Jeffco school board approves teacher pay raises

LAKEWOOD – Jeffco schoolteachers won a pay raise and a one-time “stipend” bonus this week, but a potential second 1 percent increase could become a one-time payment, depending on whether the state calls back $11 million.
Teachers and other district employees can bank on a 1 percent pay raise and a matching pre-holiday payment after Jeffco’s school board this week agreed to the contract increases negotiated earlier this summer by district officials and the Jefferson County Education Association. The other 1 percent will be either a pay raise or a one-time payment.
The agreement, which is retroactive to Sept. 1, runs through Aug. 31, 2011 also includes a new “adoptive parent/new father leave” provision allowing teachers to take up to two weeks of sick leave after the birth or adoption of a child.
The teachers’ pay raises could cost taxpayers more than $16 million, according to Dr. Cindy Stevenson, Jeffco’s Superintendent of Schools.
“It’s about $5 million for (each) 1 percent,” plus the costs of the district’s “steps and levels” pay formula and the required increase in the district’s retirement fund contribution, Stevenson said.
One-time payments do not figure in the base for future pay increases.
“We are able, since we have been frugal and thrifty, to move about $6 million forward that would have gone into reserve into the one-time compensation payment,” Stevenson said. The savings resulted from a 1 percent budget surplus. The district’s reserve fund is equivalent to 26 percent of the annual budget, Stevenson said, so the surplus was available for the stipend.
The state is considering calling back $110 million distributed to school districts. If the state can find no cure for its ailing revenue, that could cost Jeffco schools could lose $11 million, turning the second 1 percent increased into a one-time payment.
The plan was approved as part of the school board’s consent agenda Thursday night.
The pay plan was negotiated as the district continues to grapple with the budgetary fallout from voter rejection of a tax increase last year.
The district is in discussions with citizens on how to best maximize the use of district schools and facilities. The public meetings will build on the work of the district’s Facilities Usage Committee, which has been meeting since early summer.
The discussions could result in consolidation of some schools and closure of others.
The Jeffco pay increase comes as other districts also try to hold down costs while retaining quality in their schools.
Denver teachers Friday ended voting on a proposed reduction in their expected pay increase. The Denver Classroom Teachers Association last year negotiated a three-year contract that included a pay increase linked to inflation.

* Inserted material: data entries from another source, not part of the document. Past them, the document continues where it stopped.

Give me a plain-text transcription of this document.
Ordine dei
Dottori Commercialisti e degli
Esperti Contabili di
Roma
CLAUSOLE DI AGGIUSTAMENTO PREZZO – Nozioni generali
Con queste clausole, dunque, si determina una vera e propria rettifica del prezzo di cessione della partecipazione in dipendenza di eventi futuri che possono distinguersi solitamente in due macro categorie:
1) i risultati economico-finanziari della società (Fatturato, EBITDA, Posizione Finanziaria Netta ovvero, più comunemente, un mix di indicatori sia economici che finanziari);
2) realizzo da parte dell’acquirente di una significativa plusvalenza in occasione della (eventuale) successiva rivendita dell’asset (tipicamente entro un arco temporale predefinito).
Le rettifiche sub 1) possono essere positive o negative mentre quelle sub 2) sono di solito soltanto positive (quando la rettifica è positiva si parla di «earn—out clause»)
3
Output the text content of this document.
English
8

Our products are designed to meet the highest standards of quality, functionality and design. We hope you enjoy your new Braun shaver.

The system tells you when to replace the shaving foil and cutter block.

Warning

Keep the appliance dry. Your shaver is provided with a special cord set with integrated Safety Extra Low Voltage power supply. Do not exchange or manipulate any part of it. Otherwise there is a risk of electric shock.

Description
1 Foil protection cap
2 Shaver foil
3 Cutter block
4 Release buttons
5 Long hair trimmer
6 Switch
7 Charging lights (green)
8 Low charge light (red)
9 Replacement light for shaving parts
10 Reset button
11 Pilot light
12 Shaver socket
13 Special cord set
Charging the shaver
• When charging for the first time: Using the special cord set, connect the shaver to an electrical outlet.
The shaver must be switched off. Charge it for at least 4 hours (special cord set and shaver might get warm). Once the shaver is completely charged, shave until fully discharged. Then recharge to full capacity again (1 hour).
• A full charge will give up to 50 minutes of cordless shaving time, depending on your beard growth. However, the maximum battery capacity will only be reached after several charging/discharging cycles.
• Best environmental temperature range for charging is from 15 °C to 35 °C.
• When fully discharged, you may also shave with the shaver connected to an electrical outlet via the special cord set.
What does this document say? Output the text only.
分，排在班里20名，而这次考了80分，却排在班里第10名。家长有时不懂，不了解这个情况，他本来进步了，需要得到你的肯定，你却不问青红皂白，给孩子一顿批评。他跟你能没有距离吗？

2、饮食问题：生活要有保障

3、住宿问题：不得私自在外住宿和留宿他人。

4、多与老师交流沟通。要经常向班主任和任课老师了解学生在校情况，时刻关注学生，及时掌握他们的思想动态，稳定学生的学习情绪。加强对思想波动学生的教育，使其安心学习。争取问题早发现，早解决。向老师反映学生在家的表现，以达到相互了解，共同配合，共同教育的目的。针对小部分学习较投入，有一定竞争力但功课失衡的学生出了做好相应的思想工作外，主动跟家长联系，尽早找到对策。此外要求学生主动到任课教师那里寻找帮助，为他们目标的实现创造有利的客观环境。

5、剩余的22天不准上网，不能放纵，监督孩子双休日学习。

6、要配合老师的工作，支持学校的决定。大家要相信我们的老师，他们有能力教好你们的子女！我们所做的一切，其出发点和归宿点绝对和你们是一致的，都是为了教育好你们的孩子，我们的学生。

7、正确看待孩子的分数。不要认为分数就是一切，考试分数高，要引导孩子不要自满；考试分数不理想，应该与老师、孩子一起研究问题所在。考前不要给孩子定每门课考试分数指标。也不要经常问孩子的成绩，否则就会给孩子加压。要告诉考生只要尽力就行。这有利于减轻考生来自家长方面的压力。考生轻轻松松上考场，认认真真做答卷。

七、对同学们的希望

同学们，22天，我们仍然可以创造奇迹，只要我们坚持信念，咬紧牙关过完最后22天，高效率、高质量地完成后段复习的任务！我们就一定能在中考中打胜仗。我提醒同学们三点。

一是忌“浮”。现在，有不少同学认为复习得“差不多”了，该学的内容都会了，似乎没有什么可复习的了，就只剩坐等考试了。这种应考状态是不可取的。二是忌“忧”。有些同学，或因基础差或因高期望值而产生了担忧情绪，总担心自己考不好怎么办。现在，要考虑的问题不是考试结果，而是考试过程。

That cost-of-living adjustment was pegged at the rate of inflation plus a quarter of a percentage point. That would have raised pay more than 4 percent, but a rapidly declining economic picture resulted in a renegotiated pact that, if teachers approve, would cut the raise to about 2.5 percent.
Teachers in a number of metro-area districts are working under expired contracts.
Stevenson said the outlook is less than rosy for Colorado school districts because of state budget woes and the end of a couple of voter approved funding sources. And schools could lose as much as $140 million through additional school finance cuts next year
“So much of the difficulty is because of ambiguity right now,” Stevenson said.